Poster
in
Workshop: 2nd Workshop on Navigating and Addressing Data Problems for Foundation Models (DATA-FM)
Information-theoretic Quantification of Inherent Discrimination Bias in Training Data for Supervised Learning
Sokrat Aldarmini · Mohamed Nafea
Algorithmic fairness research has primarily focused on adapting learning models to mitigate discrimination based on protected attributes, yet understanding inherent discrimination biases in training data remains largely unexplored. Given that data mining/engineering and model development are often conducted separately, quantifying these biases for potential downstream models is crucial for informed data engineering. We address this challenge by developing an information-theoretic framework to quantify the marginal impacts of dataset features on the discrimination bias of any downstream classifier.
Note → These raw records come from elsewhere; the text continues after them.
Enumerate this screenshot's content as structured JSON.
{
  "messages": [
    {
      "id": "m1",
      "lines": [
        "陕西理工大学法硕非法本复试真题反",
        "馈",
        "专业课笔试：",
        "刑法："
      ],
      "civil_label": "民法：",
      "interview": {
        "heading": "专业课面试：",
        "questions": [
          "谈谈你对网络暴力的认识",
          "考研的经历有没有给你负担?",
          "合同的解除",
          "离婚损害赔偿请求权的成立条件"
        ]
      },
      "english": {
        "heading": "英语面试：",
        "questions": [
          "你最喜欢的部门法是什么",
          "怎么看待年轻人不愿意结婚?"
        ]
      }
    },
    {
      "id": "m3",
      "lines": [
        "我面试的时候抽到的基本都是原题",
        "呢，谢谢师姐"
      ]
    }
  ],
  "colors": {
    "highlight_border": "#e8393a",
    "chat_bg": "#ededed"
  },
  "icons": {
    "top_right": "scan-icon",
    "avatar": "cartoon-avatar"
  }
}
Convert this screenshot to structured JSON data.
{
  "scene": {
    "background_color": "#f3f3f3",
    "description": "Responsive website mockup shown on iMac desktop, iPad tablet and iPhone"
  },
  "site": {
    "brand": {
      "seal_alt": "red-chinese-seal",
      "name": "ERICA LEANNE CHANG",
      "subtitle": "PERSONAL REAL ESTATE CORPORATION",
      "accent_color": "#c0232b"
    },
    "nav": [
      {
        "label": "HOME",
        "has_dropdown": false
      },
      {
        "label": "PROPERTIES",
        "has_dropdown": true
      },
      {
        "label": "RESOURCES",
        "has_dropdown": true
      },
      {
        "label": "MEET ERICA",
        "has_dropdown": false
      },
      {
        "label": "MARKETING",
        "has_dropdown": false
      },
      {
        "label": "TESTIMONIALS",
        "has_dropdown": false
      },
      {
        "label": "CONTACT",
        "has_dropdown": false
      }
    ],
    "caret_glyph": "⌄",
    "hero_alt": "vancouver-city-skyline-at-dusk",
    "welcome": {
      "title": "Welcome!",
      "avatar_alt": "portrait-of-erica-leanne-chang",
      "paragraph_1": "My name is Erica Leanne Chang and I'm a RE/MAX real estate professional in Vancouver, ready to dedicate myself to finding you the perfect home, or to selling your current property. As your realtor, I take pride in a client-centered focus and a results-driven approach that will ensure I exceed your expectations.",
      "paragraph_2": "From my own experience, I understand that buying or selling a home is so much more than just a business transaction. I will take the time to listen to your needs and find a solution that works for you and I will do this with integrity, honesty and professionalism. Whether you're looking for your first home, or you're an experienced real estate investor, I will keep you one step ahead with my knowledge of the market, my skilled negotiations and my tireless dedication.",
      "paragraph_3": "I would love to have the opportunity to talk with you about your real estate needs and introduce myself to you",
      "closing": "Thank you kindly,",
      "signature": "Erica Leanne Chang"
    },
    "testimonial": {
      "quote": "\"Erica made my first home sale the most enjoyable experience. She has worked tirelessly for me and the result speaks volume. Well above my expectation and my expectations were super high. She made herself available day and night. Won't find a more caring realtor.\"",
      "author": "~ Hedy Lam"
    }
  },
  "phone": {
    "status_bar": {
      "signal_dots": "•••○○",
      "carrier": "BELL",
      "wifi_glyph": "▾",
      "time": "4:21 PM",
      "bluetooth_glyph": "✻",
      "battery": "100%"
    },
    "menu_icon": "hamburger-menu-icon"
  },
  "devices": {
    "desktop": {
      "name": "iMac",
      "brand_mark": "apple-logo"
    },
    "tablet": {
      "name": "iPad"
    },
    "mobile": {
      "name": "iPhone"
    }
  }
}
Our approach theoretically argues for measures aligning with specific desired properties and fairness notions. Specifically, we postulate a set of desired properties for candidate discrimination measures and derive measures that (partially) satisfy them. Distinct sets of these properties align with different fairness criteria like demographic parity or equalized odds, which we show can be in disagreement and not simultaneously satisfied by a single measure. We employ the Shapley value from cooperative game theory to determine individual features' marginal contributions to overall discrimination. We show the equivalence among some candidate measures under Shapley value aggregation and rigorously prove its effectiveness in eliminating redundancy. We conduct a comprehensive empirical ablation study on real-world and synthetic datasets to validate our measures' efficacy in capturing features' discriminatory impacts. For synthetic data generation, we use a parametric linear structural causal model and systematically examine distinct parameter settings corresponding to diverse data correlation structures, generating numerous datasets under these conditions to rigorously validate our theoretical framework. Overall, our analysis yields empirically validated guidelines for selecting discrimination measures based on data conditions and fairness criteria, establishing a robust framework for quantifying inherent discrimination bias in the data.